Zou er glas geweest zijn in Egypte, dan was dat alleen beschikbaar voor de Farao. Zo kostbaar en zeldzaam was dat vlakke glas, dat hij één stel ruiten had voor al zijn paleizen. Dus bij verhuizing van zomer- naar winterpaleis moest hij het glas meenemen.

De Romeinen waren eigenlijk de eersten die glas als beglazing hebben gebruikt voor hun paleizen, villa’s en badhuizen. Het was groenig en hobbelig, dus weinig doorzichtig. Hun alternatief was geolied papier, perkament of geprepareerde darmen.
Overigens zou keizer Nero al een soort glazen serre hebben gehad voor zijn veroverde tropische planten. De Romeinen hebben weinig invloed gehad op de Nederlandse bouwkunst. Van de periode daarvóór kennen we eigenlijk alleen de hunebedden.

Na de Romeinse tijd kwam de grote Volksverhuizing en duurde het nog eeuwen eer er weer gebouwd ging worden. Bovendien hield de wereld zich in: “Zou in het jaar 1000 na Christus de wereld vergaan?”. Het was ‚‚n van de redenen dat er in de achtste en negende eeuw kerken werden gebouwd: zware massieve constructies met nauwelijks openingen om licht door te laten. Als beglazing zien we daar de toepassing van het schijven- of butzenglas en wijd uitlopende vensteropeningen naar buiten toe.

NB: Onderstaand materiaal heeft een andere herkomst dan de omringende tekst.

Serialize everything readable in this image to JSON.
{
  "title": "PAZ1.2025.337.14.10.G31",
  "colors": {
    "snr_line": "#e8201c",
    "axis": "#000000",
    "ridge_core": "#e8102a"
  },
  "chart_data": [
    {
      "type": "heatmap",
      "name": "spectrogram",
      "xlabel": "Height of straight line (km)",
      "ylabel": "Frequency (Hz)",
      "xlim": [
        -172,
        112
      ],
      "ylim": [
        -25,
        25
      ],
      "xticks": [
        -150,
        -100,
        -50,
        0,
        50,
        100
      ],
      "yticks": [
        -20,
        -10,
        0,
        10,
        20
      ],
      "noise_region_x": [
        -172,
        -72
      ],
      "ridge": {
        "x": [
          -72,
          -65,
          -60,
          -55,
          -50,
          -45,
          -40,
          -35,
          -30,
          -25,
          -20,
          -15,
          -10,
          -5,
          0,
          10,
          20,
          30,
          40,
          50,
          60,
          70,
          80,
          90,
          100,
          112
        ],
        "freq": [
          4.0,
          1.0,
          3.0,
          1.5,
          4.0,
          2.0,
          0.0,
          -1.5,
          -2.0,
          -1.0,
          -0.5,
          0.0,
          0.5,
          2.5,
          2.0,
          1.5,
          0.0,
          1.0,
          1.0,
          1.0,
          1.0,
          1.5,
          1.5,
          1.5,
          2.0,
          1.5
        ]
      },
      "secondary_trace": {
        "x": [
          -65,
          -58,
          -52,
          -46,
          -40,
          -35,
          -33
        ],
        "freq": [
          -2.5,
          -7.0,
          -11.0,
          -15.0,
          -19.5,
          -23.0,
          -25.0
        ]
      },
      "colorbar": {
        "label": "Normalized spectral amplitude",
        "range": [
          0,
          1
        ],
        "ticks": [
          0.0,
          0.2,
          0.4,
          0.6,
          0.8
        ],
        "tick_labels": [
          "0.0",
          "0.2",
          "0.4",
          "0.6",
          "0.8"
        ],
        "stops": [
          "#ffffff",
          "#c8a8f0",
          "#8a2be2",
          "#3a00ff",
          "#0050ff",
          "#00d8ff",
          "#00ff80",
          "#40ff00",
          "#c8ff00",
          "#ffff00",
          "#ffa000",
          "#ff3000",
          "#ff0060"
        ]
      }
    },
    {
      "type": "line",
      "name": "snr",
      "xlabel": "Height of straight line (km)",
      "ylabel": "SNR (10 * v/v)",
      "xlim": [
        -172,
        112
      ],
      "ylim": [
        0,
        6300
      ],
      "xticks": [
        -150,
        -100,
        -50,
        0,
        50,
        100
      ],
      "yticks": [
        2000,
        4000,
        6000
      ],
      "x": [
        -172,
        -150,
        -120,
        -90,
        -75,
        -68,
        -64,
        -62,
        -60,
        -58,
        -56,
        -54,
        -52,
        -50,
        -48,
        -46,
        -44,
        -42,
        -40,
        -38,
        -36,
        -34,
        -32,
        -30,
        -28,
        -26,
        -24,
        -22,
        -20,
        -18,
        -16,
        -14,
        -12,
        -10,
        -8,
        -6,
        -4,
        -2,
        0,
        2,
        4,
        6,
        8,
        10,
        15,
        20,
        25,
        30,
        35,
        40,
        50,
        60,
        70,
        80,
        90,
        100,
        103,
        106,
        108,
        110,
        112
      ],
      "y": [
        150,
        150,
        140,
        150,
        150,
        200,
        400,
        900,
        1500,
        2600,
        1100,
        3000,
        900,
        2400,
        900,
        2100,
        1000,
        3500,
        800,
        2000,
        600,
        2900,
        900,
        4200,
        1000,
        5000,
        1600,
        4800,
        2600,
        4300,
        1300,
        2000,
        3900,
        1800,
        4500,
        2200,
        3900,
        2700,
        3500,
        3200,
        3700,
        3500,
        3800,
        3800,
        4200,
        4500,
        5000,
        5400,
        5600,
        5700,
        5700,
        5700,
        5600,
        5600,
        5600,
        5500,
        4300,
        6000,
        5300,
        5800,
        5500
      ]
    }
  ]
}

Na het jaar 1000 kwam er -na een periode van zwaarmoedigheid- een opleving. Bouwen beperkte zich in feite tot kerken en kloosters. In de dertiende eeuw verdwijnt de Romaanse compactheid van steen achter een nieuwe architectuur van licht en fantasie. De raamoppervlakken worden wat groter en hier is dan de opkomst van het gebrandschilderde glas-in-lood. Voor de glaswereld een belangrijke periode, want glas werd nu gebruikt als een ruimtebegrenzend materiaal.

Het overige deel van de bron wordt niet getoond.